The num_retries_on_validate_failure attribute specifies how many times to retry the LLM if any validation statements fail.

Advanced Validation: Gleaning

Gleaning is an advanced validation technique that uses LLM-based validators to refine outputs iteratively.

To enable gleaning, specify:

  • validation_prompt: Instructions for the LLM to evaluate and improve the output.
  • num_rounds: The maximum number of refinement iterations.

Example:

gleaning:
  num_rounds: 1
  validation_prompt: |
    Evaluate the extraction for completeness and relevance:
    1. Are all key user behaviors and pain points from the log addressed in the insights?
    2. Are the supporting actions practical and relevant to the insights?
    3. Is there any important information missing or any irrelevant information included?

This approach allows for context-aware validation and refinement of LLM outputs. Note that it is expensive, since it at least doubles the number of LLM calls required for each operator.

How Gleaning Works

Gleaning is an iterative process that refines LLM outputs using context-aware validation. Here's how it works:

  1. Initial Operation: The LLM generates an initial output based on the original operation prompt.

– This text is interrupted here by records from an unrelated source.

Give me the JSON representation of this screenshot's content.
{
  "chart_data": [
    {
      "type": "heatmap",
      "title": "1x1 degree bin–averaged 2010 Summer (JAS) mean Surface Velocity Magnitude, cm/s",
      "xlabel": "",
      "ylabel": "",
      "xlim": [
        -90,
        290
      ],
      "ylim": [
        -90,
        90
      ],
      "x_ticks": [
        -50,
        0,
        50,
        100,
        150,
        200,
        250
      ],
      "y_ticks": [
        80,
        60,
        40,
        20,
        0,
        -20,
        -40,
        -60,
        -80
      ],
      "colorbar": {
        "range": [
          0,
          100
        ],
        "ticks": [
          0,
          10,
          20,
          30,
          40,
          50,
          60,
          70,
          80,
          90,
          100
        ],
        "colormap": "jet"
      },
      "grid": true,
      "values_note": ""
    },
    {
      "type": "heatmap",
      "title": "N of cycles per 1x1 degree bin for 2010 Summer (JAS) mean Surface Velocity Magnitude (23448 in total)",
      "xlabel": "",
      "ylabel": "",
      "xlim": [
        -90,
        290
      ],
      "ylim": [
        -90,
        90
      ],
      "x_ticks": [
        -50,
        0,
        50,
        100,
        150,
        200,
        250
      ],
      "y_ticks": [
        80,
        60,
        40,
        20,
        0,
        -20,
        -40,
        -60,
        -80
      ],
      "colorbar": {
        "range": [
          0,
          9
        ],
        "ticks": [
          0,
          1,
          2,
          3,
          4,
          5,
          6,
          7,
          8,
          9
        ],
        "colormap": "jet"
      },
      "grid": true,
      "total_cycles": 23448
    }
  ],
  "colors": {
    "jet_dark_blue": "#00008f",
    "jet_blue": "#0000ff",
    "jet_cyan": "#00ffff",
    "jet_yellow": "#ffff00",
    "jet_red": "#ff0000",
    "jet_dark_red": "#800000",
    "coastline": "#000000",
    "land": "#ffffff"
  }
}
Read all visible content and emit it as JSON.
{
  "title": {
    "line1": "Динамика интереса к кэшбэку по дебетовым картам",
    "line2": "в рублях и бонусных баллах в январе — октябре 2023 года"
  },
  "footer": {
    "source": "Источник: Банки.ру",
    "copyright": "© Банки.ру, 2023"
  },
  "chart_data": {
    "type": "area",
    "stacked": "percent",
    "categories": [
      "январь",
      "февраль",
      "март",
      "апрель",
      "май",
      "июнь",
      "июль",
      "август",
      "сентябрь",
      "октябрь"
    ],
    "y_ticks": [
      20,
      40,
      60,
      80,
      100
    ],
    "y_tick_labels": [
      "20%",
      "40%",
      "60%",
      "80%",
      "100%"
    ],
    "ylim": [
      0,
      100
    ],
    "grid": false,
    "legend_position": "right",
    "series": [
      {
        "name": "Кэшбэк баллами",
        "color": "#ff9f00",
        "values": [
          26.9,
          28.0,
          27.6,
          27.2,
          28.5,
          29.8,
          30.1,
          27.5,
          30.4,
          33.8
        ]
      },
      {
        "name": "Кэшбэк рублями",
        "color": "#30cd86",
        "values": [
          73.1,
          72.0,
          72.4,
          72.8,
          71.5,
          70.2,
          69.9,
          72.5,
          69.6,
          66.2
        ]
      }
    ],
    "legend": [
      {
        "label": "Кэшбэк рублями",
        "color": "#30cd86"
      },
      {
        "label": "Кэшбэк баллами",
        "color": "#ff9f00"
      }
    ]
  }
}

  2. Validation: The validation prompt is appended to the chat thread, along with the original operation prompt and output. This is submitted to the LLM. Note that the validation prompt doesn't need any variables, since it's appended to the chat thread.

  3. Assessment: The LLM responds with an assessment of the output according to the validation prompt.

  4. Decision: The system interprets the assessment:

  5. If there's no error or room for improvement, the current output is returned.

  6. If improvements are suggested, the process continues.

  7. Refinement: If improvements are needed:

  8. A new prompt is created, including the original operation prompt, the original output, and the validator feedback.

  9. This is submitted to the LLM to generate an improved output.

  10. Iteration: Steps 2-5 are repeated until either:

  11. The validator has no more feedback (i.e., the evaluation passes), or

  12. The number of iterations exceeds num_rounds.

  13. Final Output: The last refined output is returned.

This process allows for nuanced, context-aware validation and refinement of LLM outputs. It's particularly useful for complex tasks where simple rule-based validation might miss subtleties or context-dependent aspects of the output.

Note that gleaning can significantly increase the number of LLM calls for each operator, potentially doubling it at minimum. While this increases cost and latency, it can lead to higher quality outputs for complex tasks.